Asked if the government ought to have consulted more broadly, he said: “I would have prefered perhaps a 24-hour think about it, but I understand the political imperative, the prime minister needs to seem to be on top of it.”
Mundine said he was wary that any recommendations from a royal commission would be “sat on a desk gathering dust,” like those from the 1989-91 royal commission into Aboriginal deaths in custody, most of which have not been implemented.
He said he was glad Turnbull had acted quickly in response to the “shocking” footage of Indigenous teenagers shown on Four Corners on Monday night, but said it was more important that police investigations and prosecutions of the prison guards proceeded quickly.
Prosecuting guards over the alleged abuse of the teenagers, most of which occurred between 2010 and 2014, may require a revision of the Territory’s Youth Justice Act, which states that prosecutions against guards must begin within six months of the offence being reported to the commissioner of corrections.
The Australian Human Rights Commission president, Gillian Triggs, broadly endorsed the commission’s terms of reference, telling Sky TV on Friday there was a “very interesting focus on the immediate problem” and reiterating her suggestion the inquiry could proceed in two phases to consider juvenile detention nationally.
“I don’t think I’ve ever seen such a wide reference to broad international human rights standards before, in particular of course the convention on the rights of the child, to which Australia is a party,” she said. “That’s a very encouraging expansion of the jurisdiction of a royal commission.”
Triggs praised the “unprecedented” speed with which the prime minister acted.
“But, of course, one of the down sides of speed is that you’re not going to be able to consult as widely as you like,” adding that Indigenous communities should be “brought into royal commission efforts” now, to get as much evidence and hear a wide range of views on detention.
The decision to appoint former NT supreme court chief justice Brian Ross Martin as commissioner also received widespread criticism from Indigenous organisations, who said he was too enmeshed in the Territory’s justice system to deliver independent findings.
“Of all the eminent legal people you have in Australia, who could have done this inquiry independently … and we have given this commission some credibility,” Havnen said. “It beggars belief.

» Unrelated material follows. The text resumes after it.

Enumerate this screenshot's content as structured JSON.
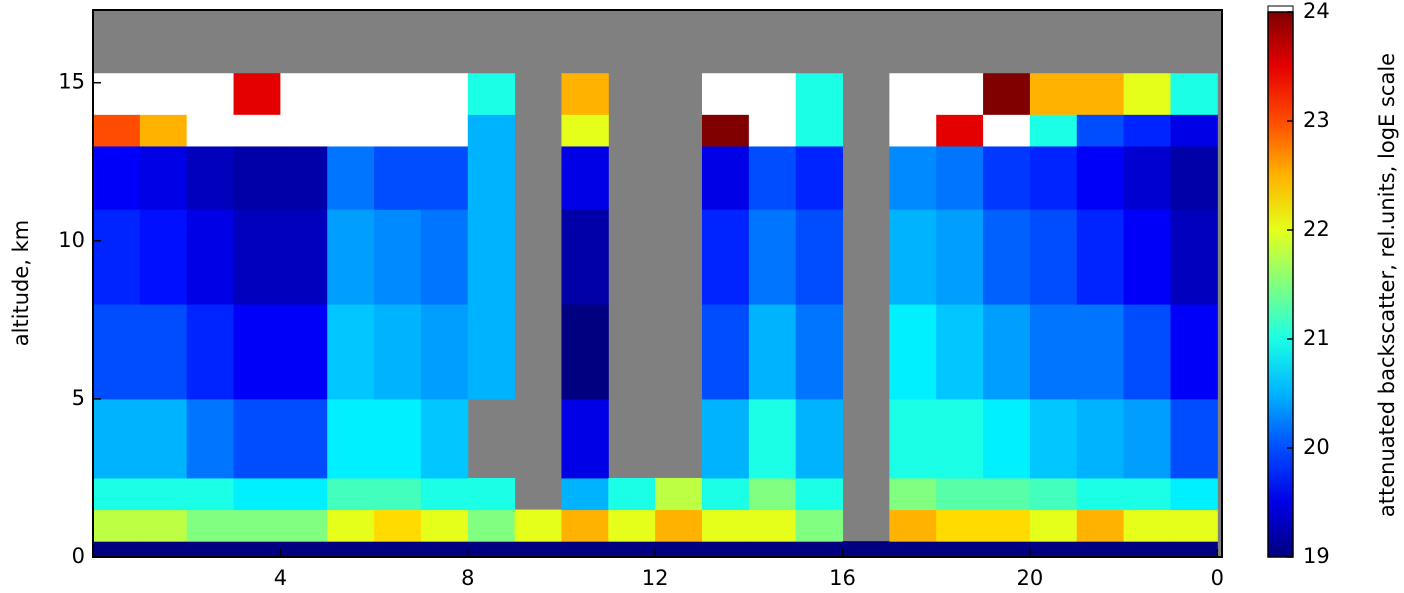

A bit like inviting the Northern Territory government in the writing of the terms of reference – it is the fox in the henhouse.
Mundine said he had dealt with Martin before and he would “do fine”.
“The royal commission needs to be at arms’ length from the federal and the territory governments,” he said. “Knowing Brian Martin, I’m sure he is going to make sure that happens.”
Martin has already had to defend his independence, issuing a statement on Friday to say that while his daughter worked as a justice adviser to then attorney general Delia Lawrie between 2009 and 2011, he was “unable to discern any possibility” that she would be called as a witness.
“I disclosed this matter to the attorney general prior to my appointment as commissioner and we were both satisfied that it would not compromise the independence or appearance of independence of the royal commission,” Martin said.
Triggs said she was satisfied the royal commission would be independent, of the “highest legal calibre” and said she could not think of a “more creditable person” than Martin to head the inquiry.